Jason Tengco’s journey from the Bay Area to the Beltway

White House advisor on Asian initiatives Jason Tengco with first lady Michelle Obama

By Maricar CP Hampton

There was a time Jason Tengco was embarrassed to be called Filipino. He grew up in the Bay Area, an all-American boy who wore only Abercrombie & Fitch fitted shirts and colored contacts and used bleaching soaps to whiten an already fair complexion.

“I was born and raised in the suburbs of San Francisco called Foster City, which is surrounded with white wealthy families. So there were times when I wasn’t always proud of being Filipino,” he said. Amid such WASP-y surrounding, he aspired to assimilate and “not to be different.”

All that changed when he went to college at UCLA and became a member of the Samahang Pilipino in UCLA.

“I was exposed to issues that affect us. We talked about intersection of identities, what it means to be Filipino. That was when I really became proud of my identity,” he said when interviewed for this article.

The turnaround must have felt like an epiphany because he has since been waving his Filipino identity and carried it with him all to the way to Congress where he was a legislative fellow , and now the White House where he sits as an advisor on Public Engagement for the White House Initiative on Asian Americans and Pacific Islander (AAPI).

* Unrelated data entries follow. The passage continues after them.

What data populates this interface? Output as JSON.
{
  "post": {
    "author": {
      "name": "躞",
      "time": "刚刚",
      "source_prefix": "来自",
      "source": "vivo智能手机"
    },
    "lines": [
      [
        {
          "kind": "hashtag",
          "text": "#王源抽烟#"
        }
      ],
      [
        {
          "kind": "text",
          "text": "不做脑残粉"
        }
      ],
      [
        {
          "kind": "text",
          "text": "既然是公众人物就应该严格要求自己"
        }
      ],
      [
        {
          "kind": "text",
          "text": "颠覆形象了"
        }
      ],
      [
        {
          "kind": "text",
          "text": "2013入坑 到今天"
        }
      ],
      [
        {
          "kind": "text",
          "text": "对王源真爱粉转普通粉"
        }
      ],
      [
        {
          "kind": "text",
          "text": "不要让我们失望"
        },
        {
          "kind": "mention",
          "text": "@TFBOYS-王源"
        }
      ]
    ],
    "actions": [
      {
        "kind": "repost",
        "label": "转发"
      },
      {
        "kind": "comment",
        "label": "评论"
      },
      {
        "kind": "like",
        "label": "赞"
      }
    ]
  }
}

Part of his dual role as advisor is to serve as the initiative’s liaison to the AAPI communities and also to be the voice of Asians when the White House discusses federal programs.

“I did an internship in Congress before my junior year in UCLA and that internship completely changed my life and made me (want) go to Washington one day,” he said.

In Congress, he discovered how Filipinos were not as engaged in both the policy and political levels.

“There’s Cris Comerford and other Filipinos who are chefs and other things, but there are no staffers working on policies and doing outreach,” he noted.

He offered a theory on why this is.

“I think it’s just like growing up. Our family doesn’t really get politically involved and they don’t necessarily encourage us to go into politics. Coming from the Philippines I feel like they have a different perspective, that the Philippines is so corrupt and their voice doesn’t matter and that kind of transferred to us and there aren’t that many that want to go into politics,” he said. “And there could be more (reasons).”

Jason’s parents came to the U.S. on student visas and went to San universities for their MBA. His father, now retired, worked as an information technology engineer with Hewlett Packard; his mother currently works in real estate.

“My parents were pretty liberal with me growing up,” he said. “They let me make my own decisions and stay out with my friends, as long as I was responsible and communicated with them.”

One little regret he had growing up. “I wished that they had spoken to me in Tagalog.”
“My parents did not speak to me in (Tagalog) growing up because they sort of wanted me to speak proper English with an accent. And if they speak to me in Tagalog that might take away from me learning English properly.”

As an intern, he remembered running into President Obama at a West Wing lobby.

“My jaw dropped when he walked out, and I told him I was an intern for the National Economic Council. He shook my hand, and said ‘Keep up the good work.’”

From that internship, he became a fellow with the Asian Pacific American Institute for Congressional Studies under Rep. Mike Honda. The transition from APAICS to the White House Initiative was just a matter of time.

Soon, he was sounding like one of these Capitol Hill wonks steeped in the Beltway jargon and talking to the youth about empowerment.

Focus on the 3 Es, he would urge Filipino American students and young professionals.

“Let’s Educate ourselves about how issues affect the FilAm community that includes history and culture. Engage: Ensure that our communities are engaged. Not every person is going to be in the forefront of every issue but it’s important that we engage the community around how certain issues affect them. Finally Empower. I want to reiterate mentorship and the role that mentors played in my career development. I wouldn’t be where I am today if not for them,” he said.

Jason and a friend, Kate Nicole Blanco, created Jeepney Hub, a social platform that seeks to help the FilAm youth “design their path to success.” It begins, they said, with knowing who you are and then asking yourself where you want to be. Just like Jason who at first lost his identity, and then found his way back with a lot of support and affection from his family and community.